Es war also eher die Komplexität in Bezug auf die Handlung, die mein Leseerlebnis etwas erschwert hat: Es tut mir leid, aber die Grenzen und Politik, Adelstitel und Regelungen des zerstückelten Heiligen Römischen Reiches Deutscher Nation des 16. Jahrhunderts gehen eben nicht so ganz in meinen Kopf. Wenn also ewig lang ebendiese Dinge aufgezählt werden, dann führt das zu gewissen Verständnisproblemen. Das ist vor allem in der zweiten Hälfte der Fall, während in der ersten viel mehr passiert, das richtig mitreißend ist. Kleist beschreibt die Geschehnisse dabei auch so bildlich, dass tatsächlich ein Film vor dem inneren Auge abläuft. 
Besonders geht es in „Michael Kohlhaas“ aber natürlich um ihn selbst.

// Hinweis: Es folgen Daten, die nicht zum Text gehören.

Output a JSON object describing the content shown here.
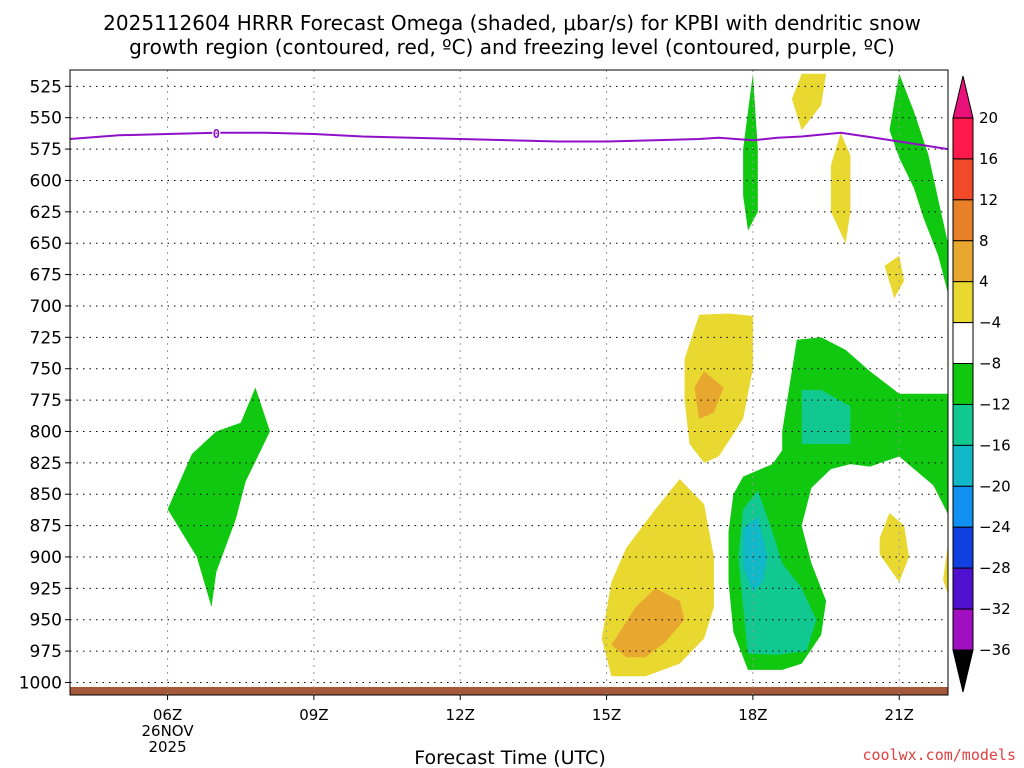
{
  "chart_data": {
    "type": "contour",
    "title_line1": "2025112604 HRRR Forecast Omega (shaded, μbar/s) for KPBI with dendritic snow",
    "title_line2": "growth region (contoured, red, ºC) and freezing level (contoured, purple, ºC)",
    "xlabel": "Forecast Time (UTC)",
    "credit": "coolwx.com/models",
    "y_axis": {
      "units": "hPa",
      "ticks": [
        "525",
        "550",
        "575",
        "600",
        "625",
        "650",
        "675",
        "700",
        "725",
        "750",
        "775",
        "800",
        "825",
        "850",
        "875",
        "900",
        "925",
        "950",
        "975",
        "1000"
      ],
      "range": [
        1010,
        512
      ]
    },
    "x_axis": {
      "range_hours": [
        4,
        22
      ],
      "ticks": [
        {
          "hour": 6,
          "label": "06Z",
          "sub1": "26NOV",
          "sub2": "2025"
        },
        {
          "hour": 9,
          "label": "09Z"
        },
        {
          "hour": 12,
          "label": "12Z"
        },
        {
          "hour": 15,
          "label": "15Z"
        },
        {
          "hour": 18,
          "label": "18Z"
        },
        {
          "hour": 21,
          "label": "21Z"
        }
      ]
    },
    "colorbar": {
      "labels": [
        "20",
        "16",
        "12",
        "8",
        "4",
        "-4",
        "-8",
        "-12",
        "-16",
        "-20",
        "-24",
        "-28",
        "-32",
        "-36"
      ],
      "colors": [
        "#ff1a4d",
        "#f04a2a",
        "#e8802a",
        "#e8a830",
        "#e8d830",
        "#ffffff",
        "#10c810",
        "#10c890",
        "#10b8c8",
        "#1090f0",
        "#1040e0",
        "#5010d0",
        "#a010c0",
        "#a8a8a8"
      ],
      "top_arrow_color": "#e8127a",
      "bottom_arrow_color": "#000000"
    },
    "freezing_level": {
      "label": "0",
      "color": "#9010c8",
      "points_hour_hpa": [
        [
          4.0,
          567
        ],
        [
          5.0,
          564
        ],
        [
          6.0,
          563
        ],
        [
          7.0,
          562
        ],
        [
          8.0,
          562
        ],
        [
          9.0,
          563
        ],
        [
          10.0,
          565
        ],
        [
          11.0,
          566
        ],
        [
          12.0,
          567
        ],
        [
          13.0,
          568
        ],
        [
          14.0,
          569
        ],
        [
          15.0,
          569
        ],
        [
          16.0,
          568
        ],
        [
          16.9,
          567
        ],
        [
          17.3,
          566
        ],
        [
          18.0,
          568
        ],
        [
          18.5,
          566
        ],
        [
          19.0,
          565
        ],
        [
          19.8,
          562
        ],
        [
          20.5,
          566
        ],
        [
          21.0,
          569
        ],
        [
          22.0,
          575
        ]
      ]
    },
    "omega_regions": [
      {
        "level": "-4 to -8",
        "color": "#10c810",
        "points_hour_hpa": [
          [
            6.0,
            862
          ],
          [
            6.5,
            818
          ],
          [
            7.0,
            800
          ],
          [
            7.5,
            793
          ],
          [
            7.8,
            765
          ],
          [
            8.1,
            800
          ],
          [
            7.6,
            840
          ],
          [
            7.4,
            870
          ],
          [
            7.0,
            912
          ],
          [
            6.9,
            940
          ],
          [
            6.6,
            900
          ]
        ]
      },
      {
        "level": "-4 to -8",
        "color": "#10c810",
        "points_hour_hpa": [
          [
            17.8,
            575
          ],
          [
            18.0,
            515
          ],
          [
            18.1,
            575
          ],
          [
            18.1,
            625
          ],
          [
            17.9,
            640
          ],
          [
            17.8,
            612
          ]
        ]
      },
      {
        "level": "-4 to -8",
        "color": "#10c810",
        "points_hour_hpa": [
          [
            21.0,
            515
          ],
          [
            21.3,
            545
          ],
          [
            21.6,
            580
          ],
          [
            21.8,
            615
          ],
          [
            22.0,
            650
          ],
          [
            22.0,
            690
          ],
          [
            21.8,
            660
          ],
          [
            21.5,
            630
          ],
          [
            21.3,
            606
          ],
          [
            21.0,
            582
          ],
          [
            20.8,
            560
          ]
        ]
      },
      {
        "level": "-4 to -8",
        "color": "#10c810",
        "points_hour_hpa": [
          [
            18.6,
            800
          ],
          [
            18.9,
            727
          ],
          [
            19.4,
            725
          ],
          [
            19.9,
            735
          ],
          [
            20.4,
            752
          ],
          [
            21.0,
            770
          ],
          [
            22.0,
            770
          ],
          [
            22.0,
            866
          ],
          [
            21.7,
            843
          ],
          [
            21.0,
            820
          ],
          [
            20.4,
            828
          ],
          [
            20.0,
            826
          ],
          [
            19.6,
            830
          ],
          [
            19.2,
            845
          ],
          [
            19.0,
            875
          ],
          [
            19.2,
            905
          ],
          [
            19.5,
            935
          ],
          [
            19.4,
            962
          ],
          [
            19.0,
            985
          ],
          [
            18.6,
            990
          ],
          [
            17.9,
            990
          ],
          [
            17.6,
            960
          ],
          [
            17.5,
            920
          ],
          [
            17.5,
            880
          ],
          [
            17.6,
            850
          ],
          [
            17.8,
            836
          ],
          [
            18.4,
            826
          ],
          [
            18.6,
            815
          ]
        ]
      },
      {
        "level": "-8 to -12",
        "color": "#10c890",
        "points_hour_hpa": [
          [
            17.8,
            862
          ],
          [
            18.1,
            847
          ],
          [
            18.4,
            880
          ],
          [
            18.6,
            905
          ],
          [
            19.0,
            925
          ],
          [
            19.3,
            950
          ],
          [
            19.1,
            975
          ],
          [
            18.5,
            978
          ],
          [
            17.9,
            977
          ],
          [
            17.8,
            940
          ],
          [
            17.7,
            900
          ]
        ]
      },
      {
        "level": "-8 to -12",
        "color": "#10c890",
        "points_hour_hpa": [
          [
            19.0,
            767
          ],
          [
            19.4,
            767
          ],
          [
            20.0,
            780
          ],
          [
            20.0,
            810
          ],
          [
            19.0,
            810
          ]
        ]
      },
      {
        "level": "-12 to -16",
        "color": "#10b8c8",
        "points_hour_hpa": [
          [
            17.8,
            877
          ],
          [
            18.1,
            868
          ],
          [
            18.3,
            900
          ],
          [
            18.2,
            920
          ],
          [
            18.0,
            928
          ],
          [
            17.8,
            908
          ]
        ]
      },
      {
        "level": "4 to 8",
        "color": "#e8d830",
        "points_hour_hpa": [
          [
            16.6,
            742
          ],
          [
            16.9,
            707
          ],
          [
            17.5,
            706
          ],
          [
            18.0,
            708
          ],
          [
            18.0,
            750
          ],
          [
            17.8,
            790
          ],
          [
            17.5,
            808
          ],
          [
            17.3,
            820
          ],
          [
            17.0,
            825
          ],
          [
            16.7,
            810
          ],
          [
            16.6,
            775
          ]
        ]
      },
      {
        "level": "4 to 8",
        "color": "#e8d830",
        "points_hour_hpa": [
          [
            14.9,
            965
          ],
          [
            15.1,
            920
          ],
          [
            15.4,
            893
          ],
          [
            16.0,
            862
          ],
          [
            16.5,
            838
          ],
          [
            17.0,
            858
          ],
          [
            17.2,
            900
          ],
          [
            17.2,
            940
          ],
          [
            17.0,
            965
          ],
          [
            16.5,
            985
          ],
          [
            15.8,
            995
          ],
          [
            15.1,
            995
          ]
        ]
      },
      {
        "level": "4 to 8",
        "color": "#e8d830",
        "points_hour_hpa": [
          [
            19.0,
            515
          ],
          [
            19.5,
            515
          ],
          [
            19.4,
            540
          ],
          [
            19.0,
            560
          ],
          [
            18.8,
            535
          ]
        ]
      },
      {
        "level": "4 to 8",
        "color": "#e8d830",
        "points_hour_hpa": [
          [
            19.6,
            588
          ],
          [
            19.8,
            562
          ],
          [
            20.0,
            580
          ],
          [
            20.0,
            625
          ],
          [
            19.9,
            650
          ],
          [
            19.6,
            625
          ]
        ]
      },
      {
        "level": "4 to 8",
        "color": "#e8d830",
        "points_hour_hpa": [
          [
            20.7,
            668
          ],
          [
            21.0,
            660
          ],
          [
            21.1,
            680
          ],
          [
            20.9,
            694
          ]
        ]
      },
      {
        "level": "4 to 8",
        "color": "#e8d830",
        "points_hour_hpa": [
          [
            20.6,
            885
          ],
          [
            20.8,
            865
          ],
          [
            21.1,
            875
          ],
          [
            21.2,
            900
          ],
          [
            21.0,
            920
          ],
          [
            20.6,
            898
          ]
        ]
      },
      {
        "level": "4 to 8",
        "color": "#e8d830",
        "points_hour_hpa": [
          [
            22.0,
            930
          ],
          [
            21.9,
            918
          ],
          [
            22.0,
            890
          ]
        ]
      },
      {
        "level": "8 to 12",
        "color": "#e8a830",
        "points_hour_hpa": [
          [
            16.8,
            765
          ],
          [
            17.0,
            752
          ],
          [
            17.4,
            765
          ],
          [
            17.2,
            785
          ],
          [
            16.9,
            790
          ]
        ]
      },
      {
        "level": "8 to 12",
        "color": "#e8a830",
        "points_hour_hpa": [
          [
            15.1,
            970
          ],
          [
            15.6,
            940
          ],
          [
            16.0,
            925
          ],
          [
            16.5,
            935
          ],
          [
            16.6,
            950
          ],
          [
            16.2,
            968
          ],
          [
            15.8,
            980
          ],
          [
            15.4,
            980
          ]
        ]
      }
    ],
    "ground": {
      "color": "#a5583a"
    }
  }
}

Obwohl alles andere als sympathisch - ich glaube, für Männer des 16. Jahrhunderts die von Männern des 19. Jahrhunderts geschrieben wurden, ist das kaum möglich -, ist die Mischung aus Mitgefühl, die man als Leser*in aufgrund der verwehrten Gerechtigkeit, dem Mitfiebern, dass man trotz seiner Schandtaten bis zu einem gewissen Punkt empfindet, gegenüber der Verachtung, die man seiner Selbstüberschätzung und eigenen Ungerechtigkeit irgendwann fühlt, einfach spannend.
Insgesamt also nicht das einfachste Buch, das ich der zweiten Hälfte auch die ein oder andere Länge aufweist; gleichzeitig aber überraschend fesselnd und nimmt mit in eine mittelalterlich-neuzeitliche Welt von Rittern, Junkern und Rosshändlern.